If you can get someone reliable who can ship you boxes after you move to another country then you’re pretty much set. I’m one of those who relies more on family members, but I highly suggest that the trust goes with someone responsible. If you think a close friend is better to rely on, trust your gut and go with that person instead. Needless to say, my mother sent me a box of shoes, Lucky Charms, and Reeses a month after I settled in my new apartment. Ya know, all the essentials.
A friend of mine was really smart and packed up his gaming PC to get shipped by his brother once he got a Japanese address. Since he wasn’t on a program, he was getting his apartment by himself, so he needed to wait until he got a place to send things. He left his brother with a box, instructions for what to do, and money for shipping. If you can do something like that with bulky items that might be better than trying to stuff them into a suitcase.

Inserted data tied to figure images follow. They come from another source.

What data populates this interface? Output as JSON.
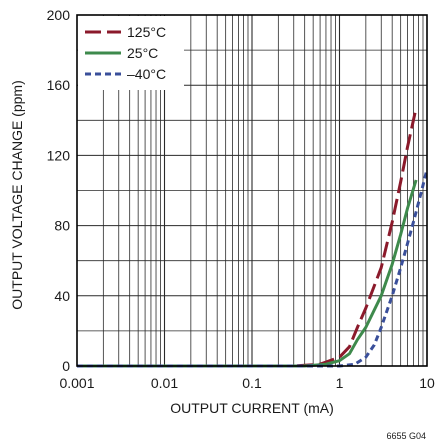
{
  "chart_data": {
    "type": "line",
    "xlabel": "OUTPUT CURRENT (mA)",
    "ylabel": "OUTPUT VOLTAGE CHANGE (ppm)",
    "x_scale": "log",
    "xlim": [
      0.001,
      10
    ],
    "ylim": [
      0,
      200
    ],
    "x_ticks": [
      "0.001",
      "0.01",
      "0.1",
      "1",
      "10"
    ],
    "y_ticks": [
      "0",
      "40",
      "80",
      "120",
      "160",
      "200"
    ],
    "grid": true,
    "legend_position": "top-left",
    "footnote": "6655 G04",
    "series": [
      {
        "name": "125°C",
        "color": "#8b1a2b",
        "dash": "long-dash",
        "points": [
          [
            0.001,
            0
          ],
          [
            0.1,
            0
          ],
          [
            0.3,
            0
          ],
          [
            0.6,
            1
          ],
          [
            1,
            5
          ],
          [
            1.3,
            11
          ],
          [
            1.6,
            22
          ],
          [
            2,
            33
          ],
          [
            3,
            56
          ],
          [
            4,
            82
          ],
          [
            5,
            105
          ],
          [
            6,
            125
          ],
          [
            7.5,
            147
          ]
        ]
      },
      {
        "name": "25°C",
        "color": "#3e8a4c",
        "dash": "solid",
        "points": [
          [
            0.001,
            0
          ],
          [
            0.1,
            0
          ],
          [
            0.4,
            0
          ],
          [
            0.7,
            1
          ],
          [
            1,
            3
          ],
          [
            1.3,
            7
          ],
          [
            1.6,
            15
          ],
          [
            2,
            22
          ],
          [
            3,
            40
          ],
          [
            4,
            58
          ],
          [
            5,
            75
          ],
          [
            6,
            90
          ],
          [
            7.5,
            106
          ]
        ]
      },
      {
        "name": "–40°C",
        "color": "#3a4f9a",
        "dash": "short-dash",
        "points": [
          [
            0.001,
            0
          ],
          [
            0.1,
            0
          ],
          [
            1,
            0
          ],
          [
            1.5,
            1
          ],
          [
            2,
            5
          ],
          [
            2.5,
            12
          ],
          [
            3,
            22
          ],
          [
            4,
            40
          ],
          [
            5,
            56
          ],
          [
            6,
            70
          ],
          [
            7,
            82
          ],
          [
            8,
            93
          ],
          [
            9,
            103
          ],
          [
            10,
            112
          ]
        ]
      }
    ]
  }
}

But make sure you double check the country’s list of banned items and medicines before you ask people to send you things. Banned items are simple, basically the same as any other country. No explosives, flammables, guns, etc. However, the latter part can be quite tricky. Some people have been arrested for bringing over the counter medicine from America into Japan and their own prescription medication.
Up to one month’s supply of allowable prescription medicine (by Japanese law) can be brought into Japan. Travelers should bring a copy of their doctor’s prescription as well as a letter stating the purpose of the drug. Travelers who must carry more than one month’s supply (except prohibited drugs and controlled drugs), or are carrying syringes (pumps) or a CPAP machine, are required to obtain a so-called “Yakkan Shoumei”, or an import certificate in advance, and show the “Yakkan Shoumei” certificate with your prescription medicines at the Customs.
For more information about bringing medicines into Japan and how to obtain a “Yakkan Shoumei” Certificate, please visit the website of the Ministry of Health, Labour and Welfare where you can also find an application form.
Japan is zero tolerance on drugs. Fun Fact: The Rolling Stones, former Beatles band member Paul McCartney, and Paris Hilton were denied entrance to Japan because of prior drug charges from their motherlands (Tofugu). If you are caught with drugs without a Yakken Shoumei certificate, you could face jail time and/or deportation. Do you research and make sure you’ve got all the right documents before bringing or sending medicine into a different country.
Becoming an ex-pat can be a thrilling and life changing challenge, and it’s definitely worth all the effort. The final step to this process is of course the fact that you’re going to get to unpack everything in your new home. I do the procrastinator style unpacking, wherein I sort of live out of my suitcases for about a week until I eventually get around to putting everything in its proper place. I remember sliding open the closet door and just feeling so amazed that I was actually living in a Japanese apartment. Those moments will be the ones that will make all the headaches, frustrations, and preparation worthwhile.